Она еще раз взглянула на дело, увидела отметку «б/с» и воскликнула:

— Да ты из краснопёрых! Вот это сюрприз!

Сидевшая поблизости слева смуглянка, похожая на цыганку, довольно заулыбалась и заявила:

— Под шконкой спать будешь!

И легонько ладошкой ударила её в спину.

— А в свободное время, — добавила другая, молодая, лет 30-и, не больше, видимо, азиатка, узкоглазая и лысая арестантка, — будешь у нас…

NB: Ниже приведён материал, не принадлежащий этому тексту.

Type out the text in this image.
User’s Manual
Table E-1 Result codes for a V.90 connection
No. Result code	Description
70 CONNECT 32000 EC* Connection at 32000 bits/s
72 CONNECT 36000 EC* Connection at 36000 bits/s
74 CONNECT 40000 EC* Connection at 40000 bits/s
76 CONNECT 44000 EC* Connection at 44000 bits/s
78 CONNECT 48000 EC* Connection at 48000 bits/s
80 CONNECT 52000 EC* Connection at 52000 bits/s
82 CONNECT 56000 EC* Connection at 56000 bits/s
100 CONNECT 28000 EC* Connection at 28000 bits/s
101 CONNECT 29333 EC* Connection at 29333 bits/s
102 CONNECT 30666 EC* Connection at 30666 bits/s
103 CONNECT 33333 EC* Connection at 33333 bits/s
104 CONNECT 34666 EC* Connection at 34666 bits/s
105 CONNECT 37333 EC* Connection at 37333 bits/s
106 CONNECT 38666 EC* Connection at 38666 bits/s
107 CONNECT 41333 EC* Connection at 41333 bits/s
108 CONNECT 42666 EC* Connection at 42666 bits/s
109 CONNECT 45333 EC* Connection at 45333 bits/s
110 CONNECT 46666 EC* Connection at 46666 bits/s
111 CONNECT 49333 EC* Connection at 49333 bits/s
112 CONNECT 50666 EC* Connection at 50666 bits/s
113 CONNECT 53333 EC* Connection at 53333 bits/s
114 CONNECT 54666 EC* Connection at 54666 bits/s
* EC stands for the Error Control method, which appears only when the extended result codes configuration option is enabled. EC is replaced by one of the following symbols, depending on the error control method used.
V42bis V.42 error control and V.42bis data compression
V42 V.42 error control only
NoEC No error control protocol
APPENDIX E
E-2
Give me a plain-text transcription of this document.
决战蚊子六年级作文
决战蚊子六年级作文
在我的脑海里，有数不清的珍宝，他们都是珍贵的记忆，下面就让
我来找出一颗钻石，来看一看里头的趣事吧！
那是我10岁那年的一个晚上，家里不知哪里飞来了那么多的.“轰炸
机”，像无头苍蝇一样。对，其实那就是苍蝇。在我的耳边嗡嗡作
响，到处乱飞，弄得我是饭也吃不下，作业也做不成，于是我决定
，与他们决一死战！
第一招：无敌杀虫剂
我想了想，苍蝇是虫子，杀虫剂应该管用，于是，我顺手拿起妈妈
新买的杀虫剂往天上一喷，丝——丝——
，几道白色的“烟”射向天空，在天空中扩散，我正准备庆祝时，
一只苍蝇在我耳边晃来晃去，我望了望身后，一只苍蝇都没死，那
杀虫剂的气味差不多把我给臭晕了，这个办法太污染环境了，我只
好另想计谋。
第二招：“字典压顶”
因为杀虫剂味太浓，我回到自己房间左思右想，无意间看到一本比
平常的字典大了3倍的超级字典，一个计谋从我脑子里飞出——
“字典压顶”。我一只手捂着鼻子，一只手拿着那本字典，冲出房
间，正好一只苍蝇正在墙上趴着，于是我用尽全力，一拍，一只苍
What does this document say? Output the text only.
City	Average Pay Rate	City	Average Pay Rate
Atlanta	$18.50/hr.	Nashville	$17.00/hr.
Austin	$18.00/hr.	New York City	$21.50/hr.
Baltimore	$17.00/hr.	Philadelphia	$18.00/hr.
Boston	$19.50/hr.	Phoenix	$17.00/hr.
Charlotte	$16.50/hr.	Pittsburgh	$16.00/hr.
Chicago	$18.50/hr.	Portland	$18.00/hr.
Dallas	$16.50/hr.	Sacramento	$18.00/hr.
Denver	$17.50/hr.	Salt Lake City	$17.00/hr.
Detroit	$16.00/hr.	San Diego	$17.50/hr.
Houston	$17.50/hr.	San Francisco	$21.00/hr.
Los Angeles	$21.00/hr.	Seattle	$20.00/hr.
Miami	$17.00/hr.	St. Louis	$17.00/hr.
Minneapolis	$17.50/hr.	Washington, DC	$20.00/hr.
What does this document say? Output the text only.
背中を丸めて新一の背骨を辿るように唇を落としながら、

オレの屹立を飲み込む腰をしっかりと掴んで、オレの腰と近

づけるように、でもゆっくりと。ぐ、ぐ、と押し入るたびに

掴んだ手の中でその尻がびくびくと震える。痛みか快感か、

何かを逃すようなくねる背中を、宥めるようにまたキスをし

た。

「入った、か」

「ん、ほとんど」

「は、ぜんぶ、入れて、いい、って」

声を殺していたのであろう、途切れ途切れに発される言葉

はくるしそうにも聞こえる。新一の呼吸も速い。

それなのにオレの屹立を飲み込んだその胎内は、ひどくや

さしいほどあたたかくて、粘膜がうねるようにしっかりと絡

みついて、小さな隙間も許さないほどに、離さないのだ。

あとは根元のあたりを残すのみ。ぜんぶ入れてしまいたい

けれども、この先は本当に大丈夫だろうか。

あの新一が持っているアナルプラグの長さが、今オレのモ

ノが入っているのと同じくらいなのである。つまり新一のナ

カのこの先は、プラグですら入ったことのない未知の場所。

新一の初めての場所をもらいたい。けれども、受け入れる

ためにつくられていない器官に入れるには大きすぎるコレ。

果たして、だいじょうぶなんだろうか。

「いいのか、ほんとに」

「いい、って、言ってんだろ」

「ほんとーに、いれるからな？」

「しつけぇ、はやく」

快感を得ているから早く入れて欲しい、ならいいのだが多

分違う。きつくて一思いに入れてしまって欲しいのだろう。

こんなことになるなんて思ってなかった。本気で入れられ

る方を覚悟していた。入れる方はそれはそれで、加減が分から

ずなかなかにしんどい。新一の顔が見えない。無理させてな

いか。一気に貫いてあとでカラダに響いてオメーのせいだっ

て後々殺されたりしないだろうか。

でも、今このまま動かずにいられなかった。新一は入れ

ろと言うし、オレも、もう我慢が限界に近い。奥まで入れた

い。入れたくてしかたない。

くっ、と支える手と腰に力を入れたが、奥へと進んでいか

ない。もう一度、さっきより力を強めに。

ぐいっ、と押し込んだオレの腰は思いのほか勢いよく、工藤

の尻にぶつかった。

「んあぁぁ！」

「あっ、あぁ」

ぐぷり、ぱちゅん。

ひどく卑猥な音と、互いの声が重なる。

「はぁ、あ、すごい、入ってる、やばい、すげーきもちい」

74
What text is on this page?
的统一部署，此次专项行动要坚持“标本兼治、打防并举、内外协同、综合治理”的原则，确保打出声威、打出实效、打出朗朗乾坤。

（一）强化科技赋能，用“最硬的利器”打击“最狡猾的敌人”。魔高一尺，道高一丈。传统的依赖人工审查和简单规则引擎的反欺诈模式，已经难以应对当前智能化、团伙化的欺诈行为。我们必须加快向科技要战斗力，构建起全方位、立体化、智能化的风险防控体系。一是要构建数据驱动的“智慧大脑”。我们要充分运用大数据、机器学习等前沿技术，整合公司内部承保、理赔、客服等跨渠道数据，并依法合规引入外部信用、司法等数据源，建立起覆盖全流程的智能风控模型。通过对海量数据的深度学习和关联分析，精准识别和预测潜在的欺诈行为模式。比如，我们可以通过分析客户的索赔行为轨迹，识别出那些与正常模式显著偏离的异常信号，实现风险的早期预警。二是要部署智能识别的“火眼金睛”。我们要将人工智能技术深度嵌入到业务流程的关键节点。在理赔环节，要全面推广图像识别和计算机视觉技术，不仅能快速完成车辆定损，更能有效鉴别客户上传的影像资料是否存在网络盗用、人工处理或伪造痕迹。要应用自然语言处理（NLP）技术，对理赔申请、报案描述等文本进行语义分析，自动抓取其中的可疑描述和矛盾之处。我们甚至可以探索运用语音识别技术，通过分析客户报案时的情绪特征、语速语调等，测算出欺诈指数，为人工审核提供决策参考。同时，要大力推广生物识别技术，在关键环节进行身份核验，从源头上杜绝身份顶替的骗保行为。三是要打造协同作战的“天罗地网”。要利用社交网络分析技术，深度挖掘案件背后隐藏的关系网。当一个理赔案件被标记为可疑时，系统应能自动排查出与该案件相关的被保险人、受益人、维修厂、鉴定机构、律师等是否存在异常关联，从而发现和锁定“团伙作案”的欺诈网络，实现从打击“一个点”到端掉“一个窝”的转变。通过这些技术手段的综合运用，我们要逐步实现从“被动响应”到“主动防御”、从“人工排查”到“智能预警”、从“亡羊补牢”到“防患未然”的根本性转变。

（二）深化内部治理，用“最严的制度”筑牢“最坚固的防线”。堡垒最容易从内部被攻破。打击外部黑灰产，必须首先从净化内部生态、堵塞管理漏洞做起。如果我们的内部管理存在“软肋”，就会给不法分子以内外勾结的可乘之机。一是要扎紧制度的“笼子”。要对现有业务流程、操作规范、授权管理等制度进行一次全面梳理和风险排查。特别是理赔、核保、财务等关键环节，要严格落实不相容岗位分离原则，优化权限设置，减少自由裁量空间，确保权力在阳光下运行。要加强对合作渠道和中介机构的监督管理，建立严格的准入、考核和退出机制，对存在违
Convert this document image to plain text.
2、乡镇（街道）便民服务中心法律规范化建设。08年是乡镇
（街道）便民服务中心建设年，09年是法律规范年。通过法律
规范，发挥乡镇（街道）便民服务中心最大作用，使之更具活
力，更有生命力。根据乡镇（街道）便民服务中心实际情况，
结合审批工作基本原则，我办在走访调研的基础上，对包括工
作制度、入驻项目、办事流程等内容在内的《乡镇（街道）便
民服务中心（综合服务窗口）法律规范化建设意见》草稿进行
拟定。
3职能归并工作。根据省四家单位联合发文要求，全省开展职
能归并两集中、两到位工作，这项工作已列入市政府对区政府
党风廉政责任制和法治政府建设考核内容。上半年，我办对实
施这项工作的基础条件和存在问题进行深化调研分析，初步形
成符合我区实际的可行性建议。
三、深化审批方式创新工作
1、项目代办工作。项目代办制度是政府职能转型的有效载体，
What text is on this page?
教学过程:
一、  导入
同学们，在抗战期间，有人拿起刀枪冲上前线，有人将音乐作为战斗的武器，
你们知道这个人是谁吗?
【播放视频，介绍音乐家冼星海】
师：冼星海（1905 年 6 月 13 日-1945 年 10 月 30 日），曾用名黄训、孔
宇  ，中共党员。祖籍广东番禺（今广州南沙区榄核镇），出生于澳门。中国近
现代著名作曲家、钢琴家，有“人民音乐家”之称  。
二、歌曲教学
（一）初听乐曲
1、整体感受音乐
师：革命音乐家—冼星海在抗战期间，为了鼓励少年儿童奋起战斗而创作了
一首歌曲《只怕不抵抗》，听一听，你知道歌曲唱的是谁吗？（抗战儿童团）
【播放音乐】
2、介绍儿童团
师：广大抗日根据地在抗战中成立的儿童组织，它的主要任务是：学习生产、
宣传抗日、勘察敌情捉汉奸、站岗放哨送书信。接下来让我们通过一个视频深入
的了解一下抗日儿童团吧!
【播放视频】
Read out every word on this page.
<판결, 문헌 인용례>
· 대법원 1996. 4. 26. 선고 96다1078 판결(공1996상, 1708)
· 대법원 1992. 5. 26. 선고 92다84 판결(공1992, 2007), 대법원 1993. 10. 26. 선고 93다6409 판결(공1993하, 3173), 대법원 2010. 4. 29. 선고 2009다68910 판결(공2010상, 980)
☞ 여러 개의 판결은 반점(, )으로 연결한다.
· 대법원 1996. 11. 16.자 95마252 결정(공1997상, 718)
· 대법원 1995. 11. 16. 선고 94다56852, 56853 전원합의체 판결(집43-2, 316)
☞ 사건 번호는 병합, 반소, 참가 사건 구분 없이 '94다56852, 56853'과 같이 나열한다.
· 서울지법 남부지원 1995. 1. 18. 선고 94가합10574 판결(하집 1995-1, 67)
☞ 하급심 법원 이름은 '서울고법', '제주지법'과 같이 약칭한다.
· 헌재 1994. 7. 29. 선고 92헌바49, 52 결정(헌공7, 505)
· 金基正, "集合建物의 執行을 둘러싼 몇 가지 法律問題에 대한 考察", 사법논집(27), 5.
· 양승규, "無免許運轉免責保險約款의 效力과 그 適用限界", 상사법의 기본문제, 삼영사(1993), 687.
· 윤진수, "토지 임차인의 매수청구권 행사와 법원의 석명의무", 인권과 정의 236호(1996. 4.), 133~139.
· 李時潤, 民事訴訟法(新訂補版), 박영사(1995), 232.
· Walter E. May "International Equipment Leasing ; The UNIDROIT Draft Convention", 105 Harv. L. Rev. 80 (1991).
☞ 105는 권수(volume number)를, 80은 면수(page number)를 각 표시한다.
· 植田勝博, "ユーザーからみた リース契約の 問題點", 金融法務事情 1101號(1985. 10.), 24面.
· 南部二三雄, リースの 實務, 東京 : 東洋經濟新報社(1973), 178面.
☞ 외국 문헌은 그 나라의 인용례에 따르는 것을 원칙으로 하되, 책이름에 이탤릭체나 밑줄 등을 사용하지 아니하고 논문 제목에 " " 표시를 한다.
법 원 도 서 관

Что будет делать Мария Гавриловна, полковник милиции в отставке, в прошлом начальник отдела по борьбе с бандитизмом областного УВД, в свободное от сна под шконкой время, она договорить не успела чисто по техническим причинам — слишком близко её лицо оказалось от Киселевой, которая резким ударом вмяла свой локоть прямо ей в лицо.

Азиатка взвыла, ухватилась за лицо руками. Через пальцы тут же просочилась кровь.

Мария Гавриловна отнюдь не собиралась останавливаться на достигнутом. Азиатка еще не успела почувствовать боль, как Киселева размашисто кистью другой руки полоснула толстуху по лицу, чиркнув пальцами по глазам. Та немедленно ухватилась за лицо руками и тут же получила одновременный удар ладошками по ушам. Толстуха заорала.

Закрепляя успех, Мария Гавриловна мгновенно развернулась и нанесла два коротких боковых удара смуглянке, сидящей у неё за спиной. Смуглянка неопределенно хрюкнула и повалилась боком на нары.

— Ну, вот как-то так, — почти совсем спокойно сообщила Киселева, усаживаясь на стол. Вообще-то на столе в камере сидеть было нельзя. Никому. Но на это никто не обратил внимания. Сидельцы ошарашенно молчали, зыркая то на Марию Гавриловну, то на потерпевших.